Five years ago, Yvonne Crapo likely would have been unable to tell you where she was going to sleep at night.

At the time, Yvonne had lost touch with her three daughters and had all but exhausted the generosity of friends with couches in the Bay Area.

Spending the night in a public park was always a last resort but not unheard of for Yvonne, now 53, who has struggled with drug addiction, abusive relationships and mental illness throughout her life.

Yvonne first found herself homeless after suffering a breakdown following the death of her grandson six years ago. She has since been diagnosed with post-traumatic stress disorder as well as severe depression and anxiety.

“When you’re in that deep dark hole, you’re just digging to get out,” Yvonne recalls.

But against even her own expectations, Yvonne did manage to dig her way out.

After finding herself in an emergency shelter in late 2012, Yvonne got back on her medications and eventually made her way into Meekland House, a transitional housing facility in Hayward, where she became resident manager during the six months she lived there.

It was there that Yvonne involved herself with Building Opportunities for Self-Sufficiency, a local program that provides resources to homeless individuals, whether that be housing, access to mental health or employment opportunities.

Once she felt stable, Yvonne said that she began applying for affordable housing in the East Bay.
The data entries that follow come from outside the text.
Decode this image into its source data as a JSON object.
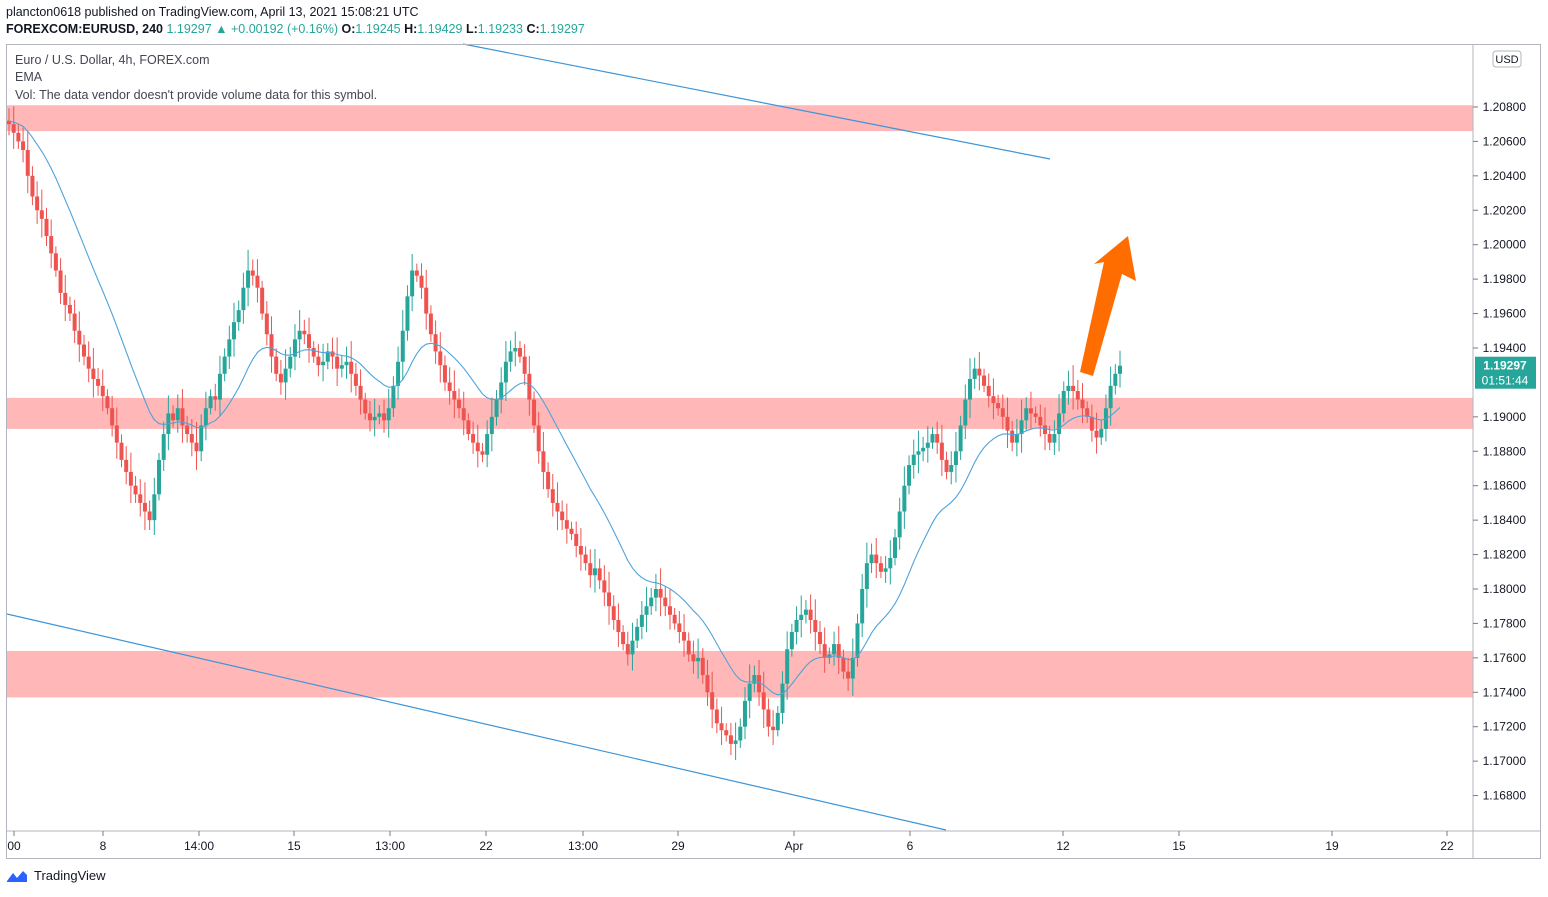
{
  "header": {
    "publisher_line": "plancton0618 published on TradingView.com, April 13, 2021 15:08:21 UTC",
    "symbol": "FOREXCOM:EURUSD, 240",
    "last": "1.19297",
    "change_arrow": "▲",
    "change": "+0.00192 (+0.16%)",
    "o_label": "O:",
    "o_value": "1.19245",
    "h_label": "H:",
    "h_value": "1.19429",
    "l_label": "L:",
    "l_value": "1.19233",
    "c_label": "C:",
    "c_value": "1.19297"
  },
  "legend": {
    "title": "Euro / U.S. Dollar, 4h, FOREX.com",
    "indicator": "EMA",
    "volume_note": "Vol: The data vendor doesn't provide volume data for this symbol."
  },
  "price_axis": {
    "currency_badge": "USD",
    "ticks": [
      "1.20800",
      "1.20600",
      "1.20400",
      "1.20200",
      "1.20000",
      "1.19800",
      "1.19600",
      "1.19400",
      "1.19000",
      "1.18800",
      "1.18600",
      "1.18400",
      "1.18200",
      "1.18000",
      "1.17800",
      "1.17600",
      "1.17400",
      "1.17200",
      "1.17000",
      "1.16800"
    ],
    "current_price_label": "1.19297",
    "countdown_label": "01:51:44"
  },
  "time_axis": {
    "labels": [
      "00",
      "8",
      "14:00",
      "15",
      "13:00",
      "22",
      "13:00",
      "29",
      "Apr",
      "6",
      "12",
      "15",
      "19",
      "22"
    ]
  },
  "footer": {
    "brand": "TradingView"
  },
  "colors": {
    "up": "#26a69a",
    "down": "#ef5350",
    "zone": "#ffb3b3",
    "ema": "#4ea3dc",
    "trendline": "#3d95d8",
    "arrow": "#ff6d00",
    "price_tag": "#26a69a"
  },
  "chart_data": {
    "type": "candlestick",
    "title": "Euro / U.S. Dollar, 4h, FOREX.com",
    "y_range": [
      1.166,
      1.2116
    ],
    "zones": [
      {
        "from": 1.2066,
        "to": 1.2081
      },
      {
        "from": 1.1893,
        "to": 1.1911
      },
      {
        "from": 1.1737,
        "to": 1.1764
      }
    ],
    "indicators": [
      "EMA"
    ],
    "x_labels": [
      "00",
      "8",
      "14:00",
      "15",
      "13:00",
      "22",
      "13:00",
      "29",
      "Apr",
      "6",
      "12",
      "15",
      "19",
      "22"
    ],
    "close_path": [
      1.2072,
      1.207,
      1.2065,
      1.206,
      1.2055,
      1.204,
      1.2028,
      1.202,
      1.2015,
      1.2005,
      1.1995,
      1.1985,
      1.1972,
      1.1965,
      1.196,
      1.195,
      1.1942,
      1.1935,
      1.1928,
      1.1922,
      1.1918,
      1.1912,
      1.1905,
      1.1895,
      1.1885,
      1.1875,
      1.1868,
      1.186,
      1.1855,
      1.185,
      1.1845,
      1.184,
      1.1855,
      1.1875,
      1.189,
      1.1902,
      1.1898,
      1.1905,
      1.1895,
      1.189,
      1.1885,
      1.188,
      1.1895,
      1.1905,
      1.1912,
      1.191,
      1.1925,
      1.1935,
      1.1945,
      1.1955,
      1.1962,
      1.1975,
      1.1985,
      1.1982,
      1.1975,
      1.196,
      1.1948,
      1.1935,
      1.1925,
      1.192,
      1.1928,
      1.1935,
      1.1945,
      1.195,
      1.1948,
      1.194,
      1.1935,
      1.193,
      1.1932,
      1.1938,
      1.1935,
      1.1928,
      1.193,
      1.1932,
      1.1925,
      1.1918,
      1.191,
      1.1902,
      1.1898,
      1.19,
      1.1902,
      1.1898,
      1.1905,
      1.1918,
      1.1932,
      1.195,
      1.197,
      1.1985,
      1.1982,
      1.1975,
      1.196,
      1.1948,
      1.1938,
      1.193,
      1.192,
      1.1915,
      1.191,
      1.1905,
      1.1898,
      1.189,
      1.1885,
      1.188,
      1.1878,
      1.189,
      1.19,
      1.191,
      1.192,
      1.1932,
      1.1938,
      1.194,
      1.1935,
      1.1925,
      1.191,
      1.1895,
      1.188,
      1.1868,
      1.1858,
      1.185,
      1.1845,
      1.184,
      1.1835,
      1.1832,
      1.1825,
      1.182,
      1.1815,
      1.1808,
      1.1812,
      1.1805,
      1.1798,
      1.179,
      1.1782,
      1.1775,
      1.1768,
      1.1762,
      1.177,
      1.1778,
      1.1785,
      1.179,
      1.1795,
      1.18,
      1.1795,
      1.179,
      1.1785,
      1.178,
      1.1775,
      1.177,
      1.1762,
      1.1758,
      1.176,
      1.175,
      1.174,
      1.173,
      1.1722,
      1.1718,
      1.1715,
      1.171,
      1.1712,
      1.172,
      1.1735,
      1.1745,
      1.175,
      1.174,
      1.173,
      1.172,
      1.1718,
      1.1728,
      1.1745,
      1.1765,
      1.1775,
      1.1782,
      1.1785,
      1.1788,
      1.1782,
      1.1775,
      1.1768,
      1.176,
      1.1762,
      1.1768,
      1.176,
      1.1752,
      1.1748,
      1.176,
      1.178,
      1.18,
      1.1815,
      1.182,
      1.1815,
      1.181,
      1.1812,
      1.1818,
      1.183,
      1.1845,
      1.186,
      1.1872,
      1.1878,
      1.188,
      1.1882,
      1.1885,
      1.189,
      1.1885,
      1.1875,
      1.1868,
      1.1872,
      1.188,
      1.1895,
      1.191,
      1.1922,
      1.1928,
      1.1924,
      1.1918,
      1.1912,
      1.1908,
      1.1905,
      1.19,
      1.1892,
      1.1885,
      1.189,
      1.1898,
      1.1905,
      1.1902,
      1.19,
      1.1895,
      1.189,
      1.1885,
      1.189,
      1.1902,
      1.1915,
      1.1918,
      1.1915,
      1.191,
      1.1905,
      1.19,
      1.1892,
      1.1888,
      1.1893,
      1.1905,
      1.1918,
      1.1925,
      1.19297
    ]
  }
}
It took six months for Yvonne to be selected as a resident of The Savoy Apartments, a newly renovated affordable housing complex in Oakland, and another two months to finalize paperwork before she got her keys.

“I never thought I would make it this far,” she says. “I thought that only happened to the lucky people.”

While waiting to move in, she worked with BOSS to budget the Social Security money she receives and what was left of the inheritance her grandmother left her and began collecting furniture and kitchen utensils to furnish her new apartment. Finally, on April 1, she moved in.

“We hated to see her go,” says Calvin Sanders, Yvonne’s friend and housemate at Meekland House, where he has lived since last December. “What she accomplished, as far as getting permanent housing, we’re going through the same thing now, so it’s nice to see her succeed.”

Yvonne pays $250 a month for her one-room apartment, which is furnished with bathroom, bed and TV and has a modest kitchen. The Oakland Housing Authority covers the remaining $550.

“This is mine,” she says proudly. “I can stay here as long as I want. I don’t plan on leaving any time soon.”

Besides working on improving her mental and physical health and enjoying her new home, Yvonne is now able to lead a busy life. She continues for volunteer for the BOSS Community Organizing Team, raising support for the Homeless Bill of Rights and occasionally leading workshops at the transitional home in Hayward where she once stayed.

She has also re-established contact with two of her three daughters and makes time to see her 8-year-old grandson every two weeks.

“I can never in life say ‘I’m all alone and nobody loves me,’ cause that’s not true anymore,” Yvonne says. “I cannot spend my next 50 years like I spent the first 50. Life is too precious and too much fun.”